LEAMOS HOY 3 DE AGOSTO HECHOS 8
VERSÍCULO PARA MEMORIZAR: “Un ángel del Señor habló a Felipe, diciendo: Levántate y ve hacia el sur, por el camino que desciende de Jerusalén a Gaza, el cual es desierto.”
HECHOS 8:11
COMENTARIO HISTÓRICO DE HECHOS 8.-
En este capítulo se relata el inicio del cumplimiento de la segunda parte del mandato de Cristo a su iglesia: Alcanzar a los samaritanos. La razón del inicio de la predicación fuera de las fronteras de Israel, fueron provocadas por la persecución, porque “los que fueron esparcidos anduvieron anunciando la palabra”. Felipe, uno de los helenistas que fue elegido para servir como diácono, realizó tres actividades meritorias: 1) Fue el primer evangelista que ingresó a Samaria con la predicación del evangelio, sanando las dolencias de los enfermos, y bautizando a hombres y mujeres; 2) Conduce al bautismo al primer ciudadano de africano, procedente de Etiopía; 3) Se deja guiar por el Espíritu Santo, y su predicación se escuchará desde la ciudad de Azoto, hasta Cesarea Marítima. Analicemos las maneras en las que podemos trabajar en la evangelización: 1) “Muchos obreros han de hacer su parte, realizando obra de casa en casa, y dando estudios bíblicos en el círculo de las familias.” (SC 176); 2) “Mujeres consagradas deben ocuparse en la obra bíblica de casa en casa. TI 9:120); 3) “El etíope representa a cierta clase numerosa de personas que necesitan misioneros como Felipe, misioneros que oigan la voz de Dios y vayan adonde él los mande.” (TI 8: 66).
CITA SELECTA.-
“Fijaos cuánto esfuerzo se hizo en favor de un solo hombre, un etíope: “Un ángel del Señor habló a Felipe, diciendo: Levántate y ve hacia el sur, por el camino que desciende de Jerusalén a Gaza, el cual es desierto. Entonces él se levantó y fue. Y sucedió que un etíope, eunuco, funcionario de Candace la reina de los etíopes, el cual estaba sobre todos sus tesoros, y había venido a Jerusalén para adorar, volvía sentado en su carro, y leyendo al profeta Isaías. “Y el Espíritu dijo a Felipe: Acércate y júntate a ese carro. Acudiendo Felipe, le oyó que leía al profeta Isaías, y dijo: Pero ¿entiendes lo que lees? Él dijo: ¿Y cómo podré, si alguno no me enseñare? Y rogó a Felipe que subiese y se sentara con él.”

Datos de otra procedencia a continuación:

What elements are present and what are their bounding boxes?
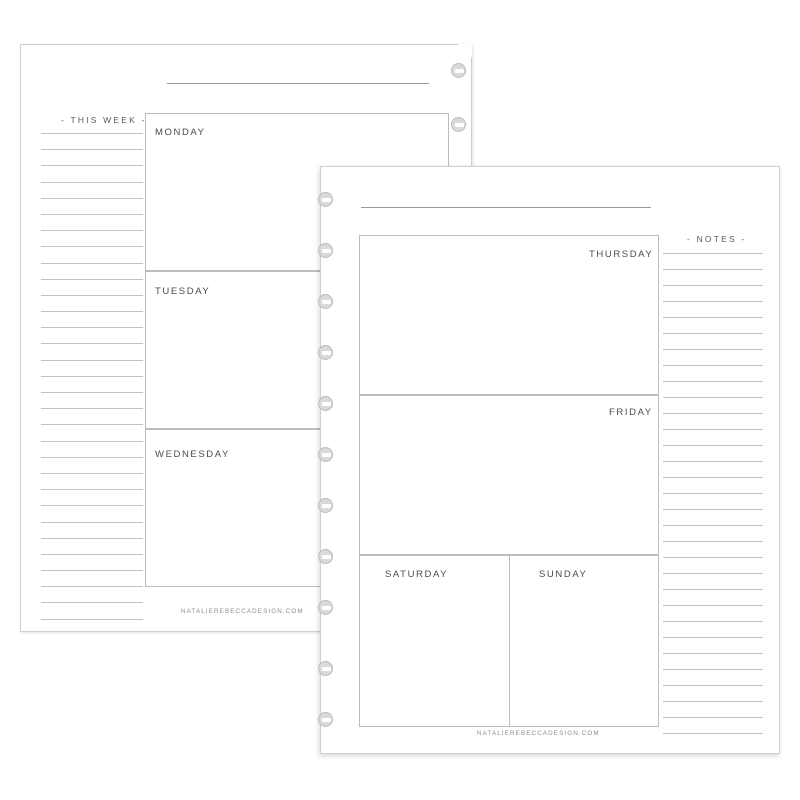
ruled-line [663, 445, 763, 446]
ruled-line [41, 230, 143, 231]
ruled-line [663, 573, 763, 574]
ruled-line [663, 701, 763, 702]
ruled-line [663, 365, 763, 366]
ruled-line [663, 525, 763, 526]
ruled-line [663, 541, 763, 542]
disc-ring-right-2 [318, 243, 333, 258]
ruled-line [41, 214, 143, 215]
ruled-line [663, 253, 763, 254]
ruled-line [663, 637, 763, 638]
ruled-line [41, 473, 143, 474]
day-label-tuesday: TUESDAY [155, 286, 211, 297]
ruled-line [41, 489, 143, 490]
ruled-line [41, 408, 143, 409]
ruled-line [663, 621, 763, 622]
ruled-line [41, 360, 143, 361]
ruled-line [663, 349, 763, 350]
ruled-line [663, 589, 763, 590]
ruled-line [41, 424, 143, 425]
disc-ring-left-2 [451, 117, 466, 132]
ruled-line [663, 653, 763, 654]
ruled-line [41, 198, 143, 199]
date-line-right [361, 207, 651, 208]
ruled-line [41, 295, 143, 296]
disc-ring-right-10 [318, 661, 333, 676]
ruled-line [663, 733, 763, 734]
ruled-line [663, 397, 763, 398]
ruled-line [41, 441, 143, 442]
day-label-thursday: THURSDAY [589, 249, 654, 260]
ruled-line [41, 586, 143, 587]
footer-url-left: NATALIEREBECCADESIGN.COM [181, 608, 304, 615]
ruled-line [41, 182, 143, 183]
disc-ring-right-1 [318, 192, 333, 207]
day-label-monday: MONDAY [155, 127, 206, 138]
this-week-lines [41, 133, 143, 620]
ruled-line [41, 570, 143, 571]
ruled-line [663, 717, 763, 718]
ruled-line [663, 557, 763, 558]
ruled-line [663, 669, 763, 670]
ruled-line [663, 685, 763, 686]
day-label-wednesday: WEDNESDAY [155, 449, 230, 460]
ruled-line [41, 133, 143, 134]
ruled-line [663, 333, 763, 334]
ruled-line [41, 554, 143, 555]
ruled-line [663, 301, 763, 302]
ruled-line [663, 509, 763, 510]
ruled-line [41, 376, 143, 377]
ruled-line [663, 269, 763, 270]
ruled-line [663, 317, 763, 318]
day-box-friday[interactable] [359, 395, 659, 555]
footer-url-right: NATALIEREBECCADESIGN.COM [477, 730, 600, 737]
disc-ring-right-7 [318, 498, 333, 513]
ruled-line [41, 311, 143, 312]
ruled-line [41, 279, 143, 280]
ruled-line [663, 413, 763, 414]
ruled-line [41, 263, 143, 264]
ruled-line [663, 493, 763, 494]
day-label-friday: FRIDAY [609, 407, 653, 418]
ruled-line [41, 505, 143, 506]
ruled-line [663, 461, 763, 462]
ruled-line [41, 522, 143, 523]
day-label-saturday: SATURDAY [385, 569, 449, 580]
date-line-left [167, 83, 429, 84]
disc-ring-right-4 [318, 345, 333, 360]
ruled-line [663, 477, 763, 478]
disc-ring-right-3 [318, 294, 333, 309]
notes-title: - NOTES - [687, 234, 747, 244]
ruled-line [41, 165, 143, 166]
ruled-line [663, 381, 763, 382]
ruled-line [41, 602, 143, 603]
disc-ring-left-1 [451, 63, 466, 78]
planner-page-right[interactable] [320, 166, 780, 754]
ruled-line [41, 457, 143, 458]
ruled-line [41, 343, 143, 344]
disc-ring-right-5 [318, 396, 333, 411]
this-week-title: - THIS WEEK - [61, 115, 147, 125]
ruled-line [41, 392, 143, 393]
ruled-line [663, 285, 763, 286]
ruled-line [663, 429, 763, 430]
weekend-divider [509, 555, 510, 727]
ruled-line [41, 246, 143, 247]
day-label-sunday: SUNDAY [539, 569, 588, 580]
disc-ring-right-8 [318, 549, 333, 564]
ruled-line [41, 538, 143, 539]
disc-ring-right-6 [318, 447, 333, 462]
ruled-line [41, 327, 143, 328]
page-corner-cut [458, 44, 472, 58]
disc-ring-right-11 [318, 712, 333, 727]
disc-ring-right-9 [318, 600, 333, 615]
ruled-line [41, 149, 143, 150]
ruled-line [41, 619, 143, 620]
notes-lines [663, 253, 763, 734]
ruled-line [663, 605, 763, 606]
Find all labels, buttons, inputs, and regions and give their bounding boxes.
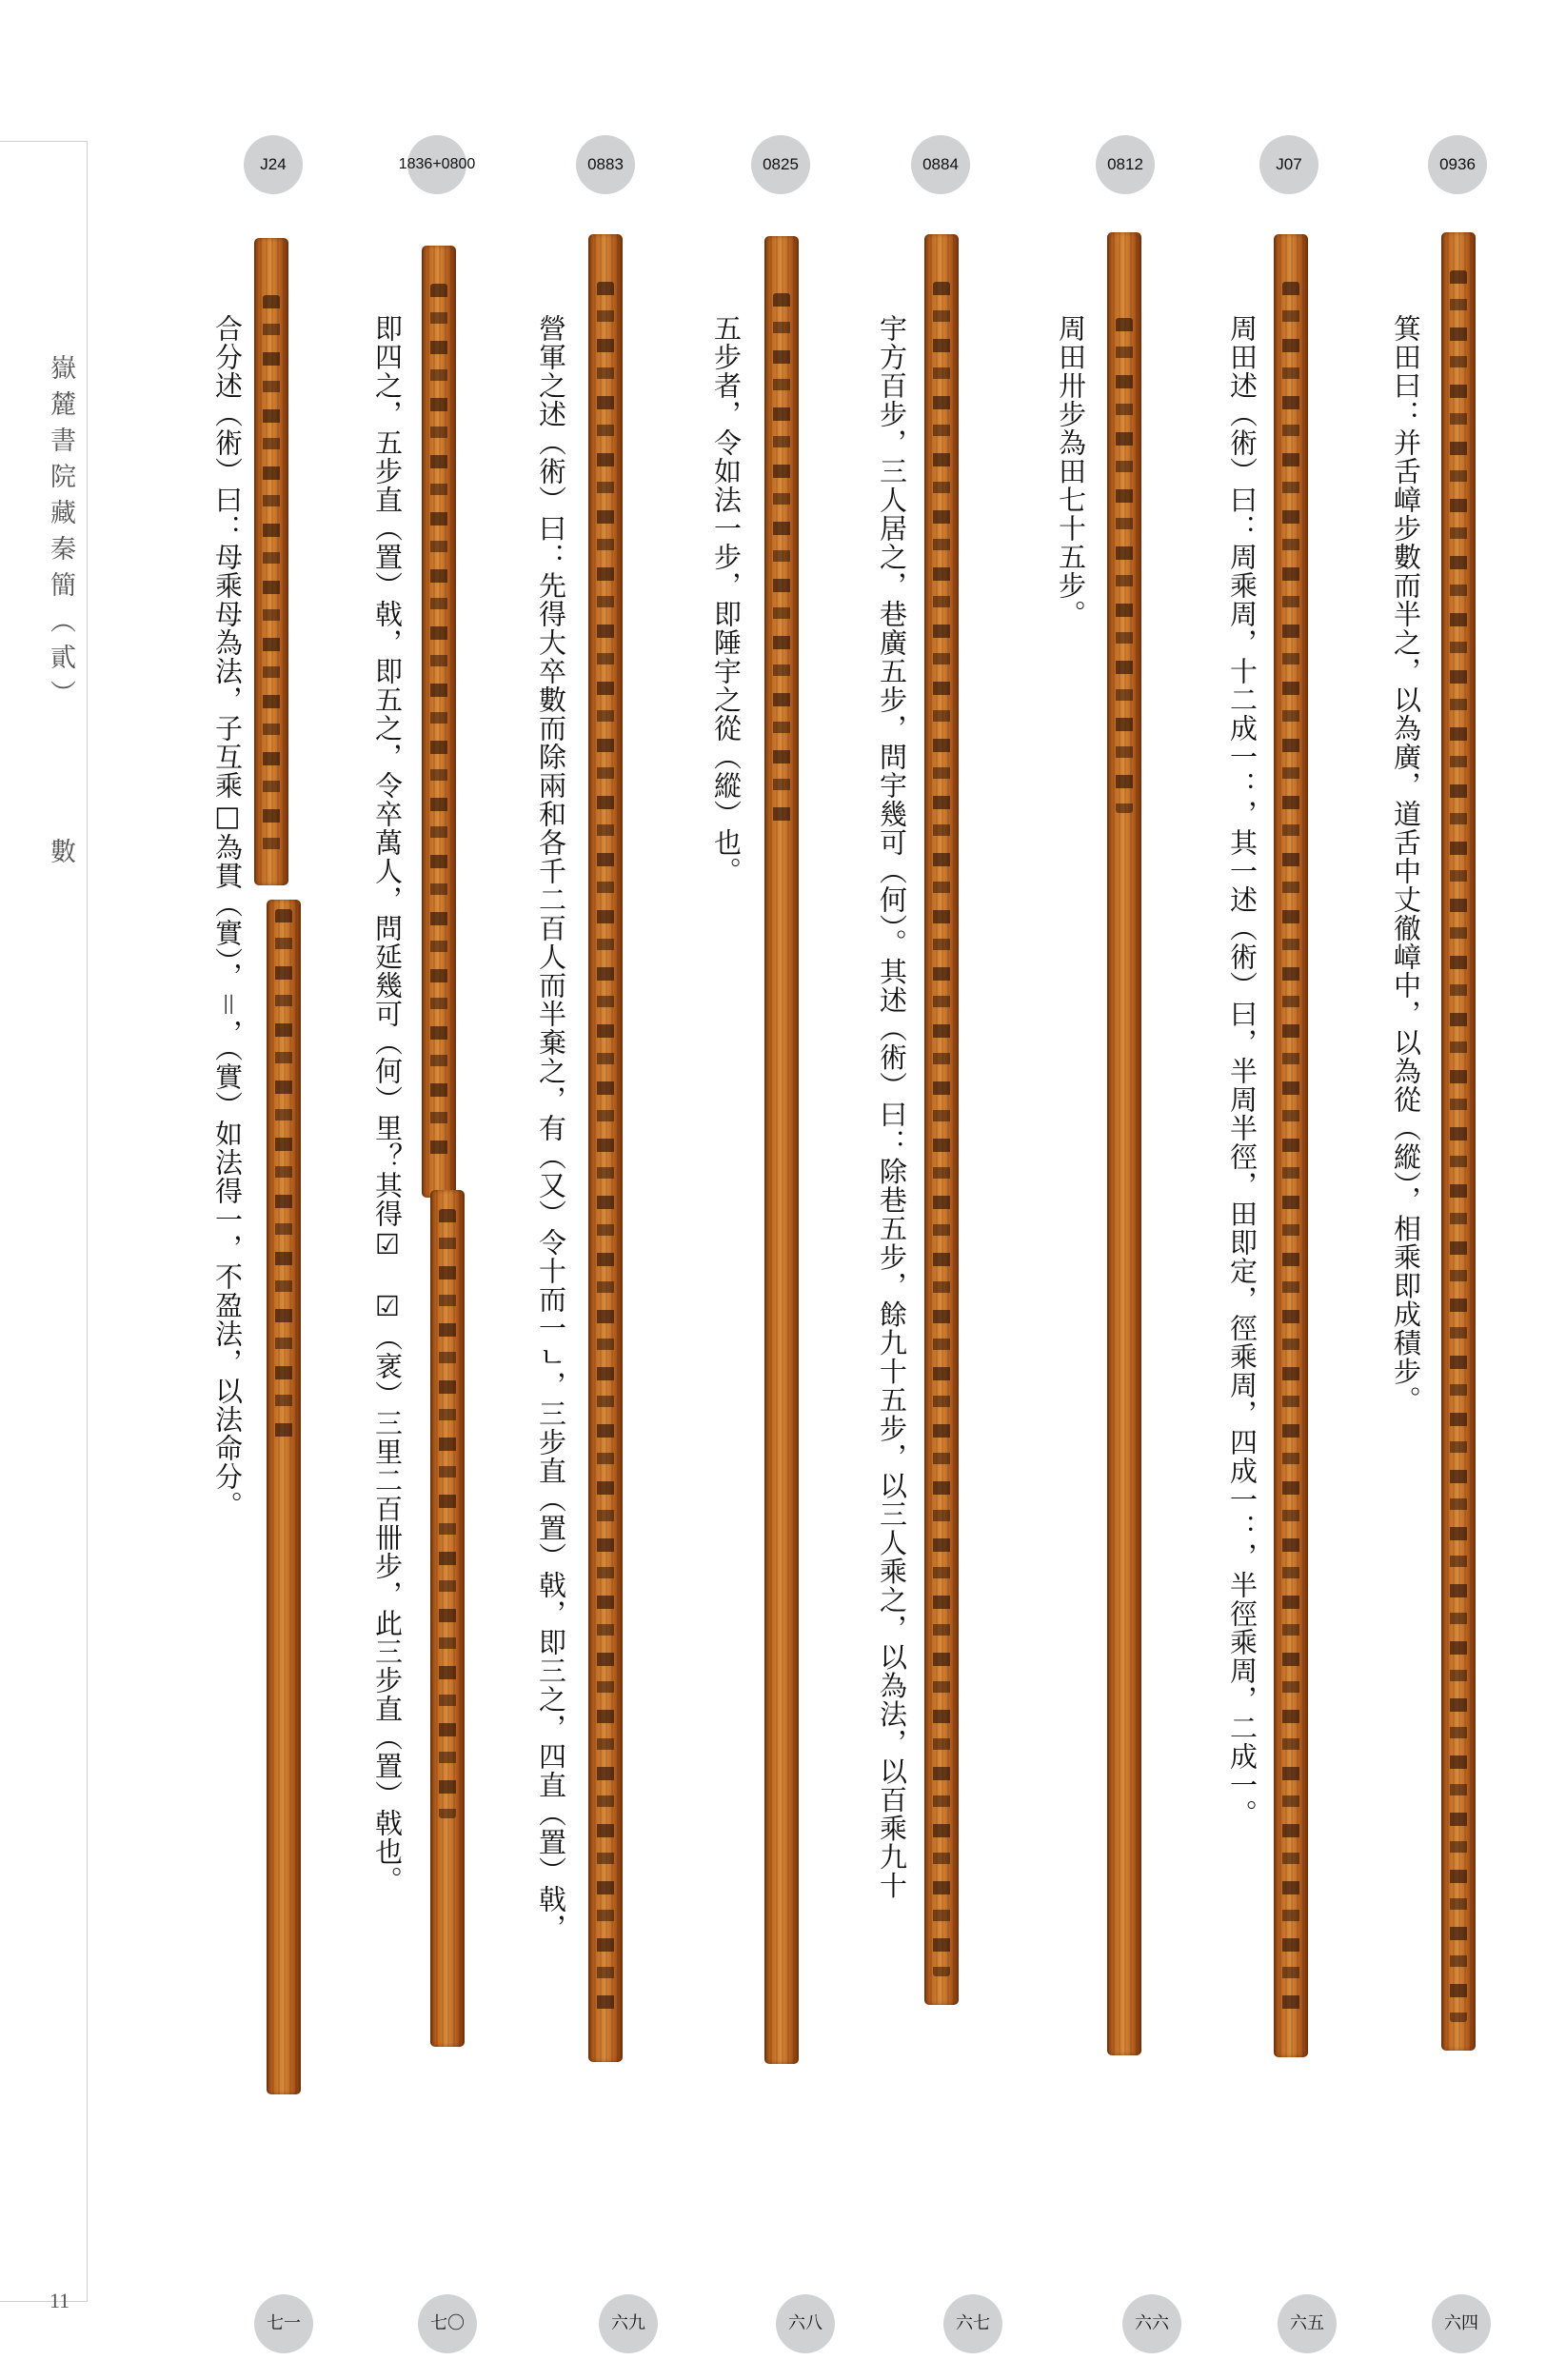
slip-number-badge: 七〇	[418, 2294, 477, 2353]
section-title: 數	[46, 838, 75, 874]
slip-ink	[263, 295, 280, 866]
slip-id-badge: J07	[1259, 135, 1318, 194]
slip-number-badge: 六六	[1122, 2294, 1181, 2353]
slip-id-badge	[398, 135, 476, 194]
slip-id-badge: J24	[244, 135, 303, 194]
transcription-column: 宇方百步，三人居之，巷廣五步，問宇幾可（何）。其述（術）曰：除巷五步，餘九十五步，以三人乘之，以為法，以百乘九十	[876, 314, 908, 1900]
slip-number-badge: 七一	[254, 2294, 313, 2353]
slip-id-badge: 0812	[1096, 135, 1155, 194]
slip-number-badge: 六九	[599, 2294, 658, 2353]
bamboo-slip	[1107, 232, 1141, 2055]
slip-ink	[430, 284, 447, 1169]
slip-id-line: 1836+	[398, 156, 442, 172]
transcription-column: 周田述（術）曰：周乘周，十二成一：，其一述（術）曰，半周半徑，田即定，徑乘周，四成一：，半徑乘周，二成一。	[1226, 314, 1259, 1828]
transcription-column: 五步者，令如法一步，即陲宇之從（縱）也。	[710, 314, 743, 885]
slip-id-line: 0800	[441, 156, 476, 172]
slip-id-badge: 0884	[911, 135, 970, 194]
slip-number-badge: 六八	[776, 2294, 835, 2353]
slip-ink	[275, 909, 292, 1442]
bamboo-slip-upper	[254, 238, 288, 885]
transcription-column: 合分述（術）曰：母乘母為法，子互乘□為貫（實），＝，（實）如法得一，不盈法，以法命分。	[211, 314, 244, 1519]
slip-id-badge: 0825	[751, 135, 810, 194]
bamboo-slip	[924, 234, 959, 2005]
slip-ink	[1282, 282, 1299, 2024]
page-number: 11	[50, 2289, 70, 2312]
bamboo-slip	[764, 236, 799, 2064]
transcription-column: 營軍之述（術）曰：先得大卒數而除兩和各千二百人而半棄之，有（又）令十而一ㄴ，三步直（置）戟，即三之，四直（置）戟，	[535, 314, 567, 1942]
slip-ink	[773, 293, 790, 826]
bamboo-slip	[588, 234, 623, 2062]
slip-number-badge: 六五	[1278, 2294, 1337, 2353]
slip-ink	[439, 1209, 456, 1818]
bamboo-slip-lower	[430, 1190, 465, 2047]
slip-number-badge: 六四	[1432, 2294, 1491, 2353]
slip-ink	[1450, 270, 1467, 2022]
slip-ink	[1116, 318, 1133, 813]
slip-ink	[597, 282, 614, 2024]
transcription-column: 箕田曰：并舌嶂步數而半之，以為廣，道舌中丈徹嶂中，以為從（縱），相乘即成積步。	[1390, 314, 1422, 1415]
bamboo-slip	[1274, 234, 1308, 2057]
transcription-column: 周田卅步為田七十五步。	[1055, 314, 1087, 628]
slip-id-badge: 0883	[576, 135, 635, 194]
slip-ink	[933, 282, 950, 1976]
transcription-column: 即四之，五步直（置）戟，即五之，令卒萬人，問延幾可（何）里？其得☑ ☑（衺）三里二百卌步，此三步直（置）戟也。	[371, 314, 404, 1894]
bamboo-slip-lower	[267, 900, 301, 2094]
bamboo-slip-upper	[422, 246, 456, 1198]
slip-number-badge: 六七	[943, 2294, 1002, 2353]
book-title: 嶽麓書院藏秦簡（貳）	[46, 354, 75, 716]
slip-id-badge: 0936	[1428, 135, 1487, 194]
bamboo-slip	[1441, 232, 1476, 2051]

(Testimonios Iglesia 8: 66).
ORACIÓN:
PADRE NUESTRO. TE PEDIMOS PERDÓN POR NO PARTICIPAR EN LA PROCLAMACIÓN DEL EVANGELIO. DESEAMOS SER COMO FELIPE, ESTAR DISPUESTO A IR DONDE TU ESPÍRITU SANTO NOS ENVÍE. PERMITE QUE PODAMOS TESTIFICAR A LAS PERSONAS QUE NOS RODEAN. POR JESÚS, AMÉN.